Here is a link to the [SQL Query](https://bigquery.cloud.google.com/savedquery/506213277345:009fa66f301240e5ad9e4006c59a4762) incase it is helpful.  The raw data contains approximate 1.2 million distinct python code files.

**To make things easier for this tutorial, the folks on the Google [Kubeflow team](https://kubernetes.io/blog/2017/12/introducing-kubeflow-composable/) have hosted the raw data for this tutorial in the form of 10 csv files, available at the url: https://storage.googleapis.com/kubeflow-examples/code_search/raw_data/00000000000{i}.csv as illustrated in the below code:**

In [3]:
# Read the data into a pandas dataframe, and parse out some meta-data

df = pd.concat([pd.read_csv(f'https://storage.googleapis.com/kubeflow-examples/code_search/raw_data/00000000000{i}.csv') \
                for i in range(10)])

df['nwo'] = df['repo_path'].apply(lambda r: r.split()[0])
df['path'] = df['repo_path'].apply(lambda r: r.split()[1])
df.drop(columns=['repo_path'], inplace=True)
df = df[['nwo', 'path', 'content']]
df.head()

Unnamed: 0,nwo,path,content
0,fnl/libfnl,src/fnl/nlp/dictionary.py,"""""""\n.. py:module:: fnl.text.dictionary\n :s..."
1,KivApple/mcu-info-util,mcu_info_util/linker_script.py,from six import iteritems\n\n\ndef generate(op...
2,Yelp/pyleus,examples/bandwith_monitoring/bandwith_monitori...,"from __future__ import absolute_import, divisi..."
3,jhuapl-boss/boss-manage,bin/bearer_token.py,#!/usr/bin/env python3\n\n# Copyright 2016 The...
4,djfroofy/beatlounge,bl/orchestra/base.py,from itertools import cycle\n\nfrom twisted.py...


In [4]:
# Inspect shape of the raw data
df.shape

(1241664, 3)

## Functions to parse data and tokenize

Our goal is to parse the python files into (code, docstring) pairs.  Fortunately, the standard library in python comes with the wonderful [ast](https://docs.python.org/3.6/library/ast.html) module which helps us extract code from files as well as extract docstrings.  
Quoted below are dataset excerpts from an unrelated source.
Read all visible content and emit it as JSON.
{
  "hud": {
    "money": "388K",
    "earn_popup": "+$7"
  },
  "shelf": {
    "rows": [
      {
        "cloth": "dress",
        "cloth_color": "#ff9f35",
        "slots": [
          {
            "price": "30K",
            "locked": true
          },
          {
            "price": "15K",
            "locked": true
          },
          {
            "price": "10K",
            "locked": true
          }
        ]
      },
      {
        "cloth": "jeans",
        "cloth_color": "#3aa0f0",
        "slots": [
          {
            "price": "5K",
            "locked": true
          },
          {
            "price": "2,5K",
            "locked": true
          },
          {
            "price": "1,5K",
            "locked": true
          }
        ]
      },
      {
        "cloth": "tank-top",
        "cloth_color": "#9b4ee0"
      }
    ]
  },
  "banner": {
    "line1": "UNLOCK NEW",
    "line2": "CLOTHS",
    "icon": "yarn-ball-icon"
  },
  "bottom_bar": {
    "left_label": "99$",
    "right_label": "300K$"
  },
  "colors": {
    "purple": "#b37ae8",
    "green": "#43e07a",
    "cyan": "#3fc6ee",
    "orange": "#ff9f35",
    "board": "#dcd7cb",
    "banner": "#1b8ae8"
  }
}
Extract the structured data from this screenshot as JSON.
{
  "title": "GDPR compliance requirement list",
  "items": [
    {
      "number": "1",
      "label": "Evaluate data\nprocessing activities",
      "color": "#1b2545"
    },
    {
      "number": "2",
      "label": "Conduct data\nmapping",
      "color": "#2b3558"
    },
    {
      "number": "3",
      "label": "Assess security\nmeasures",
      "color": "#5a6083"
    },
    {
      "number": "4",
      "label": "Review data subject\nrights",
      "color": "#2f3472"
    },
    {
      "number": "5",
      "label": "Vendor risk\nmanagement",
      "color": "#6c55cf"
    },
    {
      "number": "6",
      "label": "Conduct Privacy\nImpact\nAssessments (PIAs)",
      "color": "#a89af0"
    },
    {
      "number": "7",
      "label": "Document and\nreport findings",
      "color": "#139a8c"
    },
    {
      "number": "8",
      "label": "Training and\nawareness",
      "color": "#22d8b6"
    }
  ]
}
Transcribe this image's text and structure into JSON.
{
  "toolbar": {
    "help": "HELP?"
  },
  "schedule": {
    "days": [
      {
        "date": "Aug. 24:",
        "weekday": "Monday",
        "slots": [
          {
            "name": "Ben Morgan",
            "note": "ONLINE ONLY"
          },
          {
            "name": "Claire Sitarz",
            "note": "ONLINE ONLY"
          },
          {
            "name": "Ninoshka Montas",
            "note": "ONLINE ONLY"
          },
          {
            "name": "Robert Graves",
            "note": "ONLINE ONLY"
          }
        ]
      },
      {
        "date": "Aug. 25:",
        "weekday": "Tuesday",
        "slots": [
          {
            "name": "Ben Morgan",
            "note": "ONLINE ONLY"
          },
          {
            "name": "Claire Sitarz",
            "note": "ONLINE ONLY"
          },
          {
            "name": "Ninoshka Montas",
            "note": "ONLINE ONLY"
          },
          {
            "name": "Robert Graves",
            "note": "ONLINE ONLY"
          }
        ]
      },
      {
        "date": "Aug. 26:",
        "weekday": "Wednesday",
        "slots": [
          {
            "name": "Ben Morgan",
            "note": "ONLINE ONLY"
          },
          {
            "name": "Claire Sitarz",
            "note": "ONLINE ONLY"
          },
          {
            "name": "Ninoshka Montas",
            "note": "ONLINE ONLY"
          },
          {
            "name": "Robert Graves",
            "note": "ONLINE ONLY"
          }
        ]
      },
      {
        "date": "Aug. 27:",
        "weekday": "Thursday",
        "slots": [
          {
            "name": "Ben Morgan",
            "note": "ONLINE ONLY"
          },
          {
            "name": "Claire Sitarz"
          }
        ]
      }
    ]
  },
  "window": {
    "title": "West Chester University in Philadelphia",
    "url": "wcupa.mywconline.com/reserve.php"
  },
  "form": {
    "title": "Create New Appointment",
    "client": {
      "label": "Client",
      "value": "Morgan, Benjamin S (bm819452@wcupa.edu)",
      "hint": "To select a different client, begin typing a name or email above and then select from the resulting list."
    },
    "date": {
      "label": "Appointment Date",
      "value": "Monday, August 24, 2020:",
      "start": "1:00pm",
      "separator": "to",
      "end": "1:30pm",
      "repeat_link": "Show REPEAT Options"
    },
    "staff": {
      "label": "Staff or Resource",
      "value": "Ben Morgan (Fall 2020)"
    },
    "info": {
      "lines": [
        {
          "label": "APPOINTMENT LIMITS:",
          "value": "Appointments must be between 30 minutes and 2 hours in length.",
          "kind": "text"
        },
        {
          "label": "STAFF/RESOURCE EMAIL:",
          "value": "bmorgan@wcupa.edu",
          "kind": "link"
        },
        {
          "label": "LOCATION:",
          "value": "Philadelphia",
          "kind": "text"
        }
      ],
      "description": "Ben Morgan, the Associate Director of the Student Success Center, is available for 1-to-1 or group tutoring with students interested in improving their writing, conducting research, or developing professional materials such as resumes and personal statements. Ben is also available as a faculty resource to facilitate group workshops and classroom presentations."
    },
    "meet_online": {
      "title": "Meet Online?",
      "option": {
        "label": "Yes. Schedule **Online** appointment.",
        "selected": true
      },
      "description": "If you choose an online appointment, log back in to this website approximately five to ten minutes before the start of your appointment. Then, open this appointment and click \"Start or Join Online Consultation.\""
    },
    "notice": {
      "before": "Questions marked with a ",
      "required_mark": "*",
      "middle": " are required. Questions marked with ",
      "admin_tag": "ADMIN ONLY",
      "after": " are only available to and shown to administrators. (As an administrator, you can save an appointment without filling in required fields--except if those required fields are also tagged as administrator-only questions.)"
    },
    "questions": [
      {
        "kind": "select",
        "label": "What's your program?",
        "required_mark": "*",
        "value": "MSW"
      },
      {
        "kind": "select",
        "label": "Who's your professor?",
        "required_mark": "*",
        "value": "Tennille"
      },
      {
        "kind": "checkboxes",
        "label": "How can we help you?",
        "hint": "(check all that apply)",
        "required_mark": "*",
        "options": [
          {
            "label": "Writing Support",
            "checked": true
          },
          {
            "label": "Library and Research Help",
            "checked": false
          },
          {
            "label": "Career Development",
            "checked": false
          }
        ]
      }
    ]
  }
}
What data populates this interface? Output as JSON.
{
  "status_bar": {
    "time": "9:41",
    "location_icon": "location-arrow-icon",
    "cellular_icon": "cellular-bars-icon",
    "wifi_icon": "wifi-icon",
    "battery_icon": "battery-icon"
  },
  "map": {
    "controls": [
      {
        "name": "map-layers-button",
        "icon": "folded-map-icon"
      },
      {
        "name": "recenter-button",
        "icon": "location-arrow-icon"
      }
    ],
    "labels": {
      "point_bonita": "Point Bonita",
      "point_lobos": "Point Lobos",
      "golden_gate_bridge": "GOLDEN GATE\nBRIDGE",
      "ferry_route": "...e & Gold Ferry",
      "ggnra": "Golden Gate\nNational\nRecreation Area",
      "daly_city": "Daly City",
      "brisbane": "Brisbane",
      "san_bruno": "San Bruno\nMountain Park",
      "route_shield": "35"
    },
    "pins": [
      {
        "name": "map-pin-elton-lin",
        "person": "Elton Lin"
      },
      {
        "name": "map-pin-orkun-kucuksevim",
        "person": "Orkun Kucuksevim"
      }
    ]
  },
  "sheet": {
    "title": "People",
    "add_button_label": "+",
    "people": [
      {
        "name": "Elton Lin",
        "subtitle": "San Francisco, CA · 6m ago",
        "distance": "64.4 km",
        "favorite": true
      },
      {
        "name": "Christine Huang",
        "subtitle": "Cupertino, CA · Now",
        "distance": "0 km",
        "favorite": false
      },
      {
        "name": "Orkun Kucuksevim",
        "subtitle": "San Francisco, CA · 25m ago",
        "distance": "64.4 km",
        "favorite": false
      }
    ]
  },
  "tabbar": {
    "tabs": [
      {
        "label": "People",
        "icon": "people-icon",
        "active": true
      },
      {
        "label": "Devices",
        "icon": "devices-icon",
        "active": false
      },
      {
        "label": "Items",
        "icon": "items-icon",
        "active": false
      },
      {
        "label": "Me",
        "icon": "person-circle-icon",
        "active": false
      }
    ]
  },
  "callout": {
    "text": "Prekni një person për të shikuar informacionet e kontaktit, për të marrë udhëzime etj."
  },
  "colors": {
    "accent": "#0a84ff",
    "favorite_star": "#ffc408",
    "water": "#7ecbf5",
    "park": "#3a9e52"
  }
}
We also use the [astor](http://astor.readthedocs.io/en/latest/) library to strip the code of comments by doing a round trip of converting the code to an [AST](https://en.wikipedia.org/wiki/Abstract_syntax_tree) and then from AST back to code. 

In [5]:
from feature_extractor import get_function_docstring_pairs_list

The below convience function `apply_parallel` parses the code in parallel using process based threading.  Adjust the `cpu_cores` parameter accordingly to your system resources!

In [7]:
pairs = flattenlist(apply_parallel(get_function_docstring_pairs_list, df.content.tolist(), cpu_cores=16))

In [11]:
assert len(pairs) == df.shape[0], f'Row count mismatch. `df` has {df.shape[0]:,} rows; `pairs` has {len(pairs):,} rows.'
df['pairs'] = pairs
df.head()

Unnamed: 0,nwo,path,content,pairs
0,fnl/libfnl,src/fnl/nlp/dictionary.py,"""""""\n.. py:module:: fnl.text.dictionary\n :s...","[(__init__, 19, def __init__(self, *leafs, **e..."
1,KivApple/mcu-info-util,mcu_info_util/linker_script.py,from six import iteritems\n\n\ndef generate(op...,"[(generate, 4, def generate(options, filename=..."
2,Yelp/pyleus,examples/bandwith_monitoring/bandwith_monitori...,"from __future__ import absolute_import, divisi...","[(__init__, 18, def __init__(self, size):\n ..."
3,jhuapl-boss/boss-manage,bin/bearer_token.py,#!/usr/bin/env python3\n\n# Copyright 2016 The...,"[(request, 46, def request(url, params=None, h..."
4,djfroofy/beatlounge,bl/orchestra/base.py,from itertools import cycle\n\nfrom twisted.py...,"[(schedule, 149, def schedule(time, func, args..."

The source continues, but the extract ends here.